This tool is to analyze event-log files, such as log data from website, netflow or somethings like a specific management system. Give an inputfile and some parameters, and you will get embeddings representing the dataset.
python representation_presenter.py [options]
INPUT AND OUTPUT:
-i inputfile_name,input_type (if using multifactor2vec, must choose 3 and provide tsv file)

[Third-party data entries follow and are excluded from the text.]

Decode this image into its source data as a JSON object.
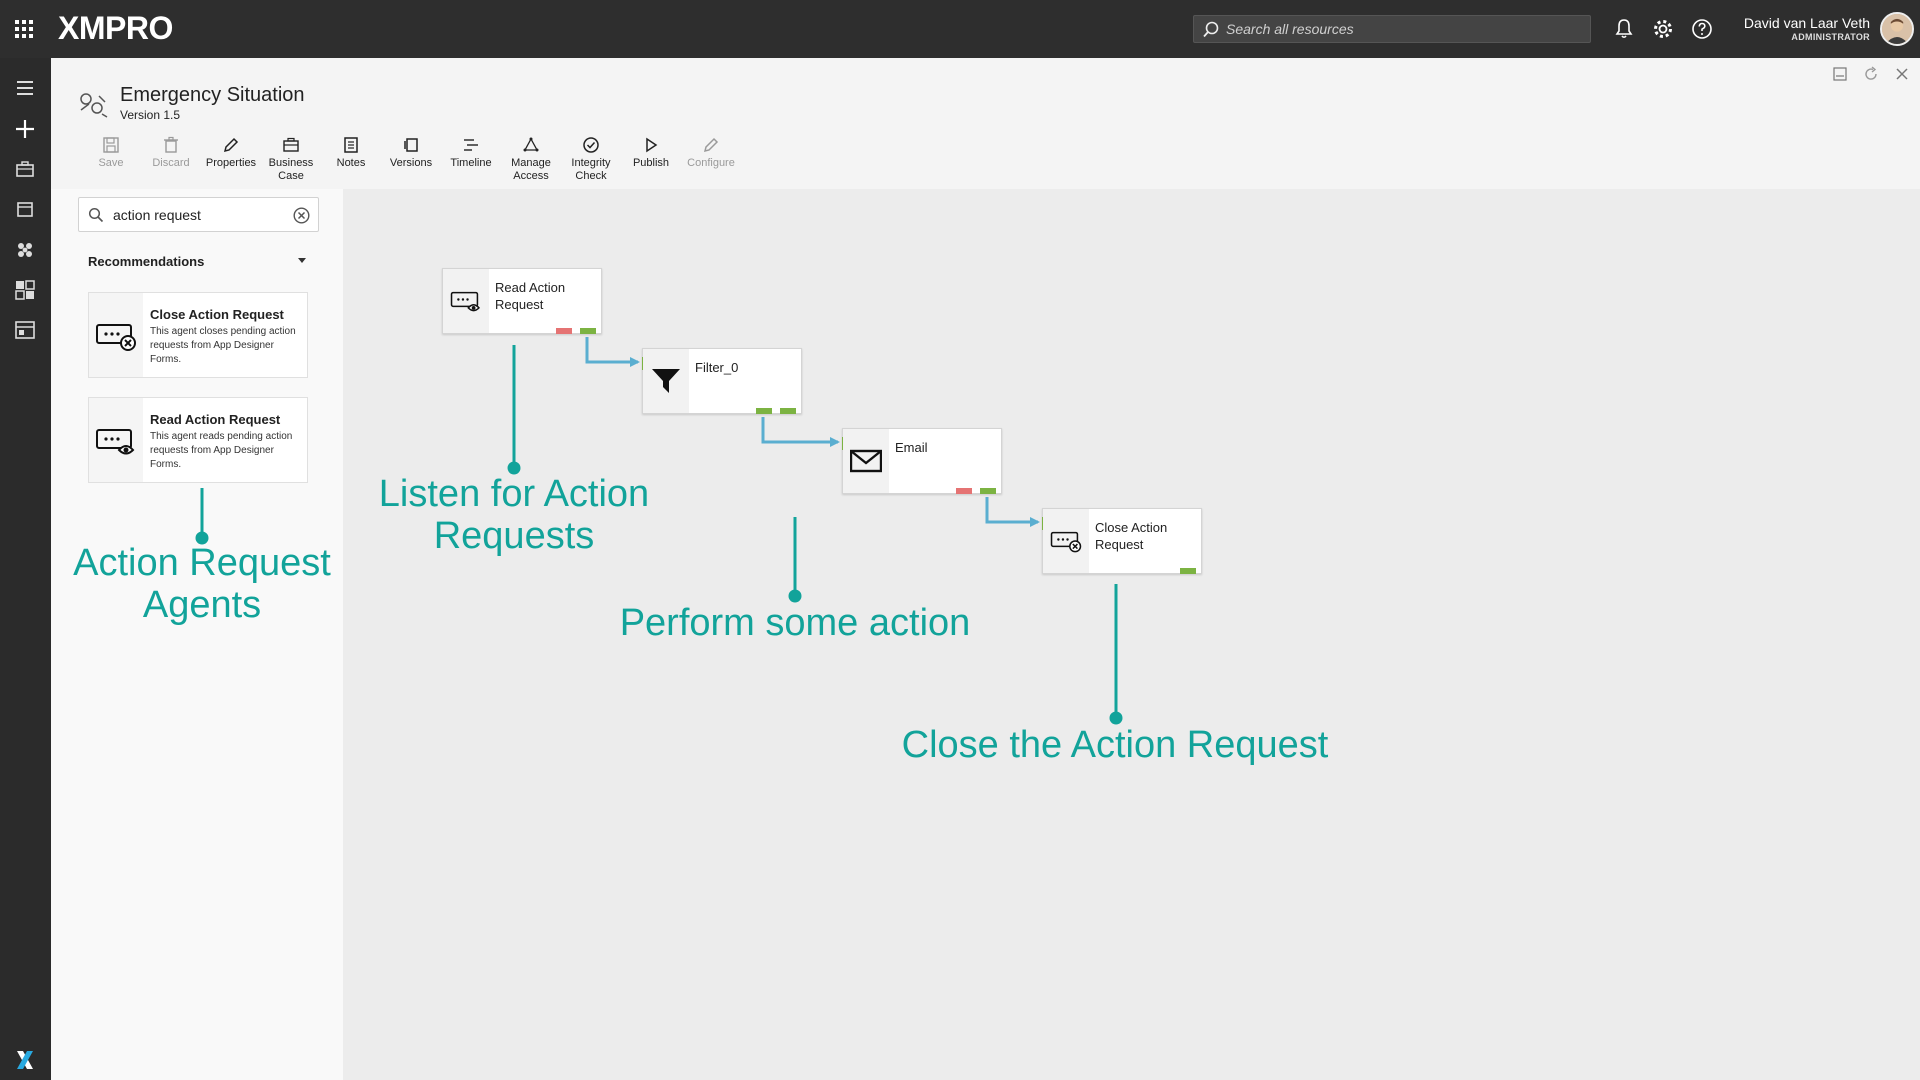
{
  "topbar": {
    "logo": "XMPRO",
    "search_placeholder": "Search all resources",
    "user_name": "David van Laar Veth",
    "user_role": "ADMINISTRATOR"
  },
  "header": {
    "title": "Emergency Situation",
    "version": "Version 1.5",
    "toolbar": [
      {
        "label": "Save",
        "icon": "save-icon",
        "enabled": false
      },
      {
        "label": "Discard",
        "icon": "trash-icon",
        "enabled": false
      },
      {
        "label": "Properties",
        "icon": "pencil-icon",
        "enabled": true
      },
      {
        "label": "Business Case",
        "icon": "briefcase-icon",
        "enabled": true
      },
      {
        "label": "Notes",
        "icon": "notes-icon",
        "enabled": true
      },
      {
        "label": "Versions",
        "icon": "versions-icon",
        "enabled": true
      },
      {
        "label": "Timeline",
        "icon": "timeline-icon",
        "enabled": true
      },
      {
        "label": "Manage Access",
        "icon": "access-icon",
        "enabled": true
      },
      {
        "label": "Integrity Check",
        "icon": "check-circle-icon",
        "enabled": true
      },
      {
        "label": "Publish",
        "icon": "play-icon",
        "enabled": true
      },
      {
        "label": "Configure",
        "icon": "pencil-icon",
        "enabled": false
      }
    ]
  },
  "sidepanel": {
    "search_value": "action request",
    "recommendations_label": "Recommendations",
    "agents": [
      {
        "title": "Close Action Request",
        "description": "This agent closes pending action requests from App Designer Forms.",
        "icon": "close-action-request-icon"
      },
      {
        "title": "Read Action Request",
        "description": "This agent reads pending action requests from App Designer Forms.",
        "icon": "read-action-request-icon"
      }
    ]
  },
  "canvas": {
    "nodes": [
      {
        "label": "Read Action Request",
        "icon": "read-action-request-icon"
      },
      {
        "label": "Filter_0",
        "icon": "filter-icon"
      },
      {
        "label": "Email",
        "icon": "envelope-icon"
      },
      {
        "label": "Close Action Request",
        "icon": "close-action-request-icon"
      }
    ],
    "annotations": {
      "agents": "Action Request Agents",
      "listen": "Listen for Action Requests",
      "perform": "Perform some action",
      "close": "Close the Action Request"
    }
  },
  "colors": {
    "annotation": "#12a39a",
    "connector": "#5aaed0",
    "port_success": "#7cb342",
    "port_error": "#e57373"
  }
}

type '1': Pre-processing file, train list for word2vec(txt)
type '2': Vector file after word2vec with key for token(tsv)
type '3': Raw file, event log file(tsv)
Default: type '3'
-o outputfile_name,output_type (no need to define when using multifactor2vec, automatically generate all files)
type '1': Pre-processing file, train list for word2vec(txt)
type '2': Vector file after word2vec with key for token(tsv)
type '3': 2D Vector file
type '4': All three types above
Default: type '3'
There should be no space between file name and file type.
MODEL TYPE:
-z Using_pytorch:
1: use Pytorch, train a multi-c2v model
0: don't use Pytorch, train a course2vec (specify Word2Vec or FastText model)
-x course2vec model used
1: Word2Vec (default if x not defined)
2: FastText
PARAMETERS FOR WORD2VEC
-e epoch num
Iteration times for word2vec. Default 50.
-n negative (No need to define when using multifactor2vec)
Negative sampling when using word2vec. Default 10.
-v vector size
Vector size when using word2vec(size). Default 100.
-w window size
Window size when using word2vec(window). Default 10.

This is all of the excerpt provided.